As a further example, last night at the club was a wonderful one for TDs - At our table a player 'alerted' a bid using a 'pass' card. i.e. not only did he take it out, he waved it to both opponents in the usual manner. No 'apparent intent'
I've seen that fairly often, weejonnie, both with pass cards and with Stop cards. I make my bid and partner starts waving around some random card from the front of the box. It never gets old.
Many clubs also have laminated cards in their bidding boxes to act as coasters for tea and coffee mugs during the break. I remember once pulling one of these out of the box and using it to pass with.
Does anyone else remember No Smoking at this Table signs in bidding boxes, from the days when smoking was permitted?
I do, but then I'm older than you are. B) I also remember the tremendous fight one club committee had to get the players to agree to try bidding boxes in the first place. There was a large and vociferous minority against. Once they had tried them out, a very large proportion of the vociferous minority loved them, and it only took a couple of weeks.
I'd categorise it as an unintended card. The removal of the admittedly wrong card from the box was intentional.

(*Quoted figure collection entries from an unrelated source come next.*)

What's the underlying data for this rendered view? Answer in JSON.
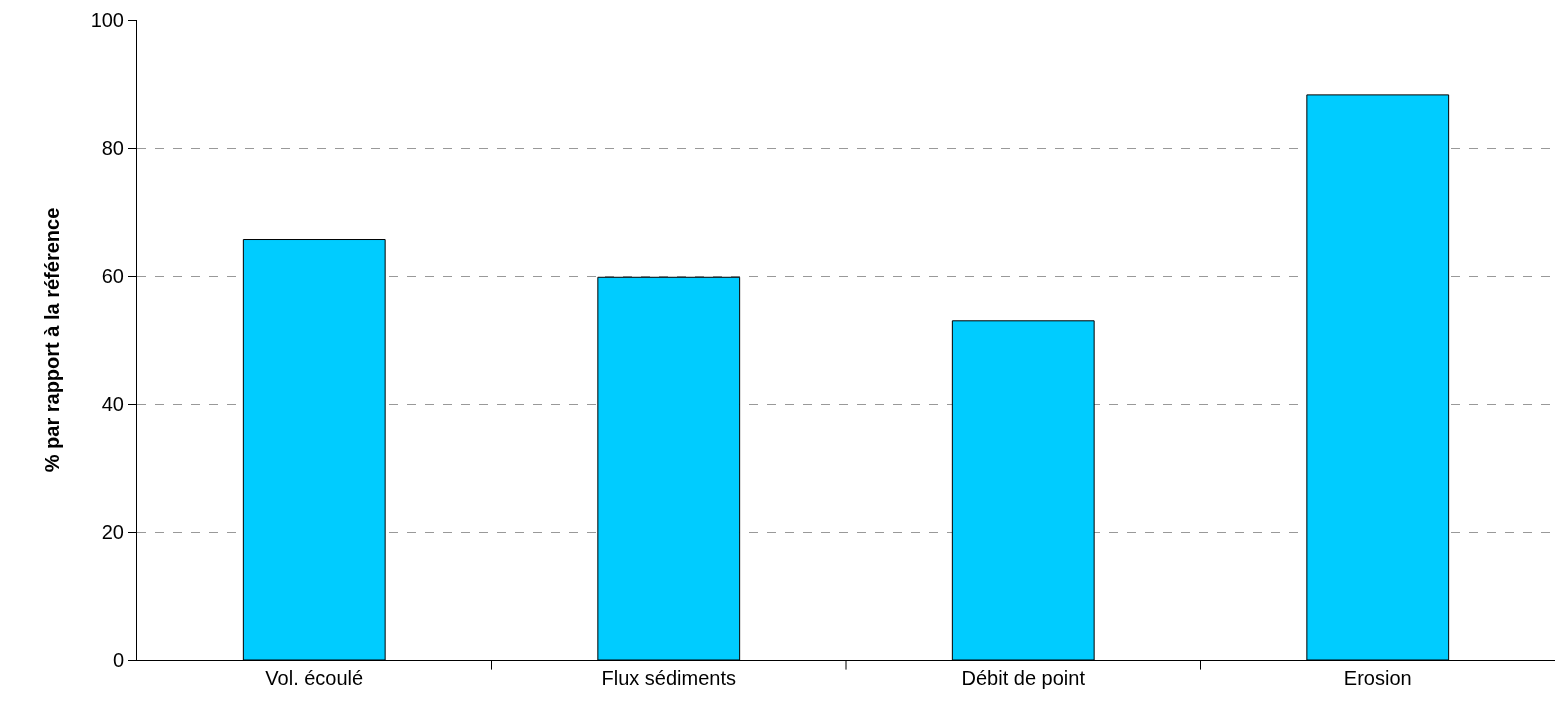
{
  "chart_data": {
    "type": "bar",
    "ylabel": "% par rapport à la référence",
    "categories": [
      "Vol. écoulé",
      "Flux sédiments",
      "Débit de point",
      "Erosion"
    ],
    "values": [
      65.7,
      59.8,
      53.0,
      88.3
    ],
    "color": "#00ccff",
    "ylim": [
      0,
      100
    ],
    "yticks": [
      0,
      20,
      40,
      60,
      80,
      100
    ],
    "grid": "y"
  }
}
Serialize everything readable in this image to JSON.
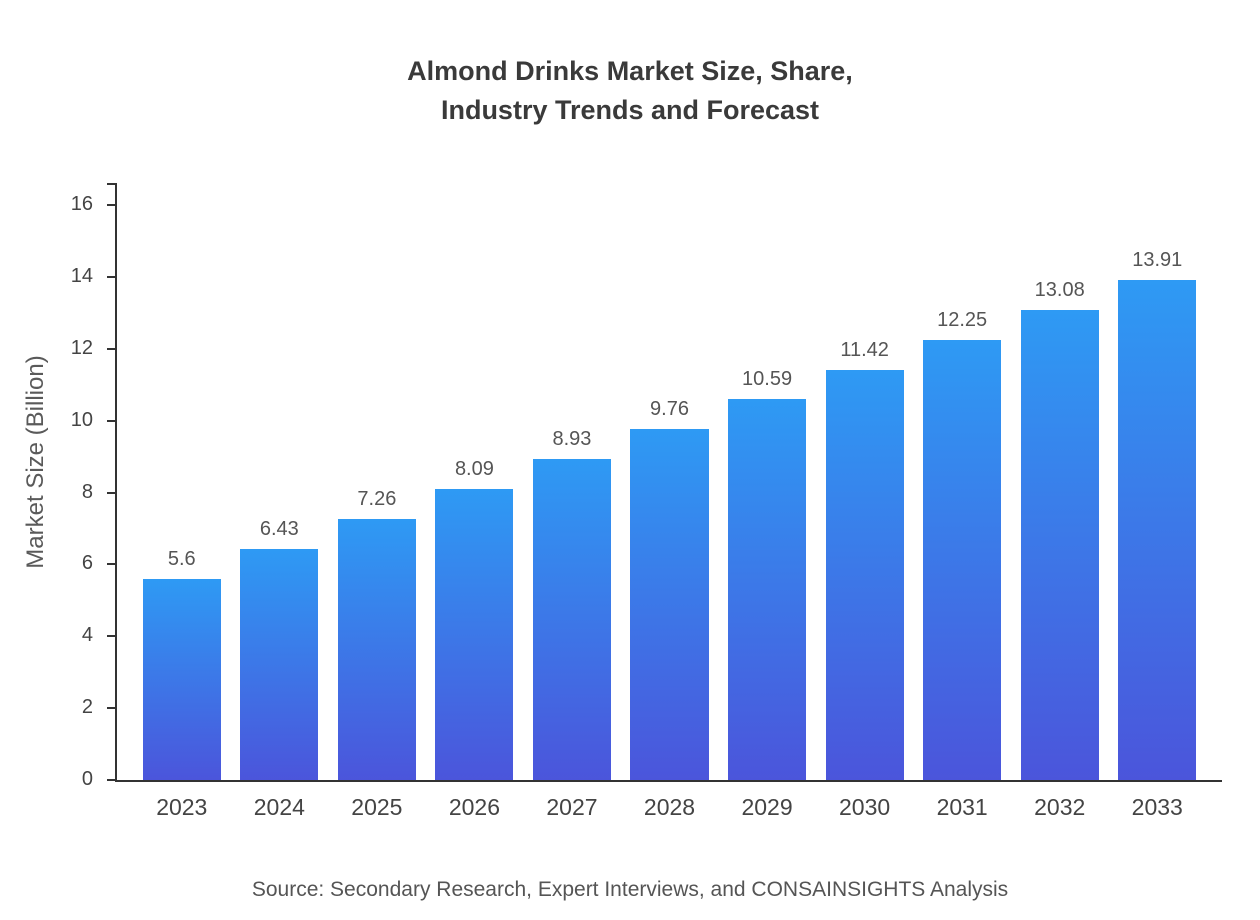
{
  "chart_data": {
    "type": "bar",
    "title": "Almond Drinks Market Size, Share, Industry Trends and Forecast",
    "title_lines": [
      "Almond Drinks Market Size, Share,",
      "Industry Trends and Forecast"
    ],
    "categories": [
      "2023",
      "2024",
      "2025",
      "2026",
      "2027",
      "2028",
      "2029",
      "2030",
      "2031",
      "2032",
      "2033"
    ],
    "values": [
      5.6,
      6.43,
      7.26,
      8.09,
      8.93,
      9.76,
      10.59,
      11.42,
      12.25,
      13.08,
      13.91
    ],
    "value_labels": [
      "5.6",
      "6.43",
      "7.26",
      "8.09",
      "8.93",
      "9.76",
      "10.59",
      "11.42",
      "12.25",
      "13.08",
      "13.91"
    ],
    "xlabel": "",
    "ylabel": "Market Size (Billion)",
    "ylim": [
      0,
      16
    ],
    "yticks": [
      0,
      2,
      4,
      6,
      8,
      10,
      12,
      14,
      16
    ],
    "grid": false,
    "legend": null,
    "colors": {
      "bar_gradient_top": "#2E9AF4",
      "bar_gradient_bottom": "#4B55DB",
      "axis": "#333333",
      "title": "#3A3A3A",
      "tick_label": "#444444",
      "value_label": "#555555",
      "source": "#555555",
      "background": "#FFFFFF"
    },
    "source": "Source: Secondary Research, Expert Interviews, and CONSAINSIGHTS Analysis"
  }
}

I remember an auction which appeared to go something like:
N: 1NT
E: Pass
S: Pass
E: 3 !c
East had, of course, used the Pass card instead of the Stop card. She was initially furious because she didn't know the Laws and thought that I knew what had happened (I was S) and had somehow contrived to stop her making her desired call, so I just called the TD and got him to apply Law 25A.
Just last week, the White Book attempted to clarify this regulartion
There's still a No Smoking card in one of the bidding boxes at Sheffield BC! :)
Barrie Partridge - CTD for Bridge Club Live
Antiques Roadshow 2068 . . .
Presumably he allowed the change.
Indeed he did.
Playing a Pass card instead of a Stop card is a very plausible mechanical error (they're very near to each other in most bidding boxes), and nobody intends to legitimately play "pass, 3!c" on the same turn. As such, any instance of "Pass instead of Stop" is either a mechanical error or outright cheating, with the former being much more likely. (The pass wouldn't stand in any case; a mechanical error can be corrected, and cheating would be punished an entirely different way.)
Forgetting the Stop card altogether is different, because it's plausible that the player had meant to make the bid in question and didn't realise it was a jump bid.